Foot et Monde arabe

Foot et Monde arabe

5 mai 2019 - par Arnaud Galy 

Le Monde arabe n’échappe à pas à la règle qui veut que le football soit une actualité phare, débattue à grand renfort de titres ravageurs dans la presse ou durant de vibrants procès populaires aux terrasses des cafés. Bien au-delà d’une pratique sportive, le football est un fait de société. Depuis la Seconde Guerre mondiale, son imbrication dans la géopolitique est permanente. L’Institut du Monde Arabe, à Paris, lève le voile sur ce curieux mélange des genres en proposant « Foot et Monde arabe – la révolution du ballon rond », jusqu’au 21 juillet 2019.

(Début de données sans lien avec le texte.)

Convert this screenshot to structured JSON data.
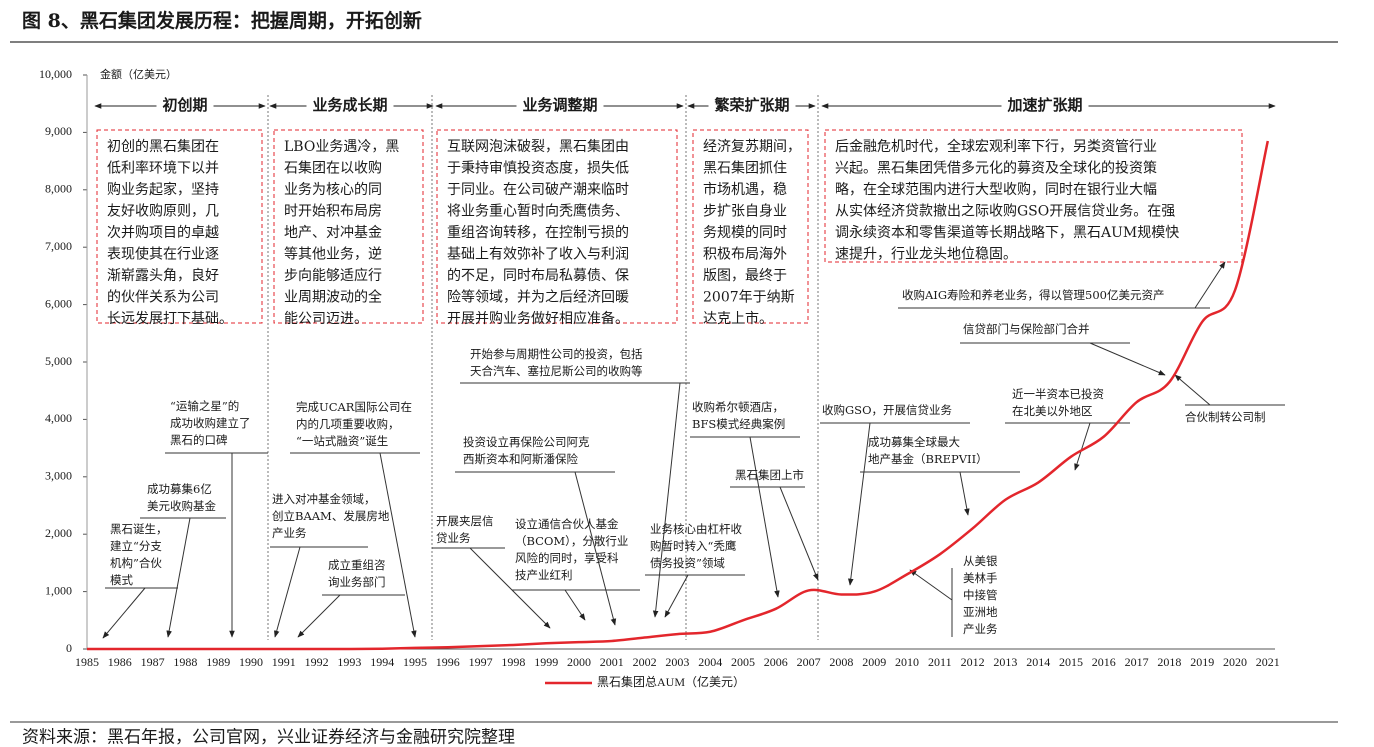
{
  "chart_data": {
    "type": "line",
    "title": "图 8、黑石集团发展历程：把握周期，开拓创新",
    "y_label": "金额（亿美元）",
    "categories": [
      "1985",
      "1986",
      "1987",
      "1988",
      "1989",
      "1990",
      "1991",
      "1992",
      "1993",
      "1994",
      "1995",
      "1996",
      "1997",
      "1998",
      "1999",
      "2000",
      "2001",
      "2002",
      "2003",
      "2004",
      "2005",
      "2006",
      "2007",
      "2008",
      "2009",
      "2010",
      "2011",
      "2012",
      "2013",
      "2014",
      "2015",
      "2016",
      "2017",
      "2018",
      "2019",
      "2020",
      "2021"
    ],
    "series": [
      {
        "name": "黑石集团总AUM（亿美元）",
        "color": "#e3262c",
        "values": [
          0,
          0,
          0,
          0,
          0,
          0,
          0,
          0,
          0,
          5,
          20,
          30,
          50,
          70,
          100,
          120,
          140,
          200,
          260,
          300,
          500,
          700,
          1020,
          950,
          1000,
          1300,
          1650,
          2100,
          2600,
          2900,
          3350,
          3700,
          4300,
          4650,
          5700,
          6250,
          8850
        ]
      }
    ],
    "ylim": [
      0,
      10000
    ],
    "yticks": [
      0,
      {
        "value": 1000,
        "label": "1,000"
      },
      {
        "value": 2000,
        "label": "2,000"
      },
      {
        "value": 3000,
        "label": "3,000"
      },
      {
        "value": 4000,
        "label": "4,000"
      },
      {
        "value": 5000,
        "label": "5,000"
      },
      {
        "value": 6000,
        "label": "6,000"
      },
      {
        "value": 7000,
        "label": "7,000"
      },
      {
        "value": 8000,
        "label": "8,000"
      },
      {
        "value": 9000,
        "label": "9,000"
      },
      {
        "value": 10000,
        "label": "10,000"
      }
    ],
    "phases": [
      "初创期",
      "业务成长期",
      "业务调整期",
      "繁荣扩张期",
      "加速扩张期"
    ],
    "boxes": [
      [
        "初创的黑石集团在",
        "低利率环境下以并",
        "购业务起家，坚持",
        "友好收购原则，几",
        "次并购项目的卓越",
        "表现使其在行业逐",
        "渐崭露头角，良好",
        "的伙伴关系为公司",
        "长远发展打下基础。"
      ],
      [
        "LBO业务遇冷，黑",
        "石集团在以收购",
        "业务为核心的同",
        "时开始积布局房",
        "地产、对冲基金",
        "等其他业务，逆",
        "步向能够适应行",
        "业周期波动的全",
        "能公司迈进。"
      ],
      [
        "互联网泡沫破裂，黑石集团由",
        "于秉持审慎投资态度，损失低",
        "于同业。在公司破产潮来临时",
        "将业务重心暂时向秃鹰债务、",
        "重组咨询转移，在控制亏损的",
        "基础上有效弥补了收入与利润",
        "的不足，同时布局私募债、保",
        "险等领域，并为之后经济回暖",
        "开展并购业务做好相应准备。"
      ],
      [
        "经济复苏期间，",
        "黑石集团抓住",
        "市场机遇，稳",
        "步扩张自身业",
        "务规模的同时",
        "积极布局海外",
        "版图，最终于",
        "2007年于纳斯",
        "达克上市。"
      ],
      [
        "后金融危机时代，全球宏观利率下行，另类资管行业",
        "兴起。黑石集团凭借多元化的募资及全球化的投资策",
        "略，在全球范围内进行大型收购，同时在银行业大幅",
        "从实体经济贷款撤出之际收购GSO开展信贷业务。在强",
        "调永续资本和零售渠道等长期战略下，黑石AUM规模快",
        "速提升，行业龙头地位稳固。"
      ]
    ],
    "events": [
      [
        "黑石诞生，",
        "建立“分支",
        "机构”合伙",
        "模式"
      ],
      [
        "成功募集6亿",
        "美元收购基金"
      ],
      [
        "“运输之星”的",
        "成功收购建立了",
        "黑石的口碑"
      ],
      [
        "进入对冲基金领域，",
        "创立BAAM、发展房地",
        "产业务"
      ],
      [
        "完成UCAR国际公司在",
        "内的几项重要收购，",
        "“一站式融资”诞生"
      ],
      [
        "成立重组咨",
        "询业务部门"
      ],
      [
        "开始参与周期性公司的投资，包括",
        "天合汽车、塞拉尼斯公司的收购等"
      ],
      [
        "投资设立再保险公司阿克",
        "西斯资本和阿斯潘保险"
      ],
      [
        "开展夹层信",
        "贷业务"
      ],
      [
        "设立通信合伙人基金",
        "（BCOM），分散行业",
        "风险的同时，享受科",
        "技产业红利"
      ],
      [
        "业务核心由杠杆收",
        "购暂时转入“秃鹰",
        "债务投资”领域"
      ],
      [
        "收购希尔顿酒店，",
        "BFS模式经典案例"
      ],
      [
        "黑石集团上市"
      ],
      [
        "收购GSO，开展信贷业务"
      ],
      [
        "成功募集全球最大",
        "地产基金（BREPVII）"
      ],
      [
        "从美银",
        "美林手",
        "中接管",
        "亚洲地",
        "产业务"
      ],
      [
        "近一半资本已投资",
        "在北美以外地区"
      ],
      [
        "信贷部门与保险部门合并"
      ],
      [
        "收购AIG寿险和养老业务，得以管理500亿美元资产"
      ],
      [
        "合伙制转公司制"
      ]
    ]
  },
  "source": "资料来源：黑石年报，公司官网，兴业证券经济与金融研究院整理"
}
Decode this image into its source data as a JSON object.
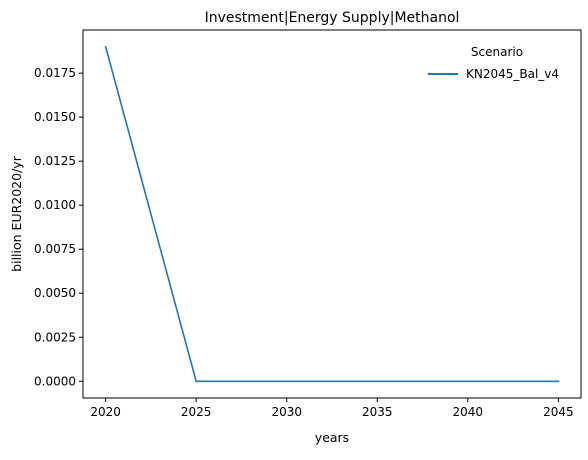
{
  "chart_data": {
    "type": "line",
    "title": "Investment|Energy Supply|Methanol",
    "xlabel": "years",
    "ylabel": "billion EUR2020/yr",
    "x": [
      2020,
      2025,
      2030,
      2035,
      2040,
      2045
    ],
    "series": [
      {
        "name": "KN2045_Bal_v4",
        "color": "#1f77b4",
        "values": [
          0.019,
          0.0,
          0.0,
          0.0,
          0.0,
          0.0
        ]
      }
    ],
    "xticks": [
      2020,
      2025,
      2030,
      2035,
      2040,
      2045
    ],
    "xtick_labels": [
      "2020",
      "2025",
      "2030",
      "2035",
      "2040",
      "2045"
    ],
    "yticks": [
      0.0,
      0.0025,
      0.005,
      0.0075,
      0.01,
      0.0125,
      0.015,
      0.0175
    ],
    "ytick_labels": [
      "0.0000",
      "0.0025",
      "0.0050",
      "0.0075",
      "0.0100",
      "0.0125",
      "0.0150",
      "0.0175"
    ],
    "xlim": [
      2018.75,
      2046.25
    ],
    "ylim": [
      -0.00095,
      0.01995
    ],
    "grid": false,
    "legend": {
      "title": "Scenario",
      "placement": "top-right"
    }
  }
}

De cette exposition, les esthètes et exégètes du jeu retiendront les espaces dédiés aux Marocains Larbi ben Barek et Rabah Madjer, au Français de parents algériens Zinedine Zidane ou à l’Égyptien Mohamed Salah qui à jamais occupent des places de choix sur la planète football. Frissons et ferveur assurés. Mais l’IMA ne se contente pas de brosser dans le sens du poil en surfant sur la vague du sport mondial le plus populaire. L’IMA explore les faits et gestes des joueurs et des publics en profondeur. En ce qu’ils les associent à la marche ou aux claudications de leur société respective. Ce sport apporté dans les valises des colonisateurs à partir de la fin du 19e siècle est depuis la fin de la Deuxième Guerre mondiale un vecteur de révolte structurée ou une colombe porteuse de messages.

Déambulation

Que dire devant le courage et l’engagement périlleux des étoiles algériennes du Championnat de France qui, nuitamment, le 15 avril 1958, décidèrent de quitter l’hexagone pour s’en aller bâtir l’équipe du FLN (Front de libération nationale) ? Rachid Mekloufi, Mustafa Zitouni et leurs camarades jouant à Saint-Étienne ou Monaco abandonnèrent le rêve de jouer la Coupe du Monde en Suède pour celui de jouer aux couleurs d’une Algérie indépendante qu’ils appelaient de leurs vœux ! Ce qui fut chose faite, le 6 janvier 1963 lorsque ceux qui portent dorénavant le nom de « Fennecs » jouèrent le premier match officiel, contre la Bulgarie, après avoir été reconnus par la FIFA. Une tournée au Maghreb, en Europe de l’Est et en Asie, dans des pays menacés d’exclusion par la même FIFA eu lieu les années précédentes, mais dans une sorte d’illégalité militante.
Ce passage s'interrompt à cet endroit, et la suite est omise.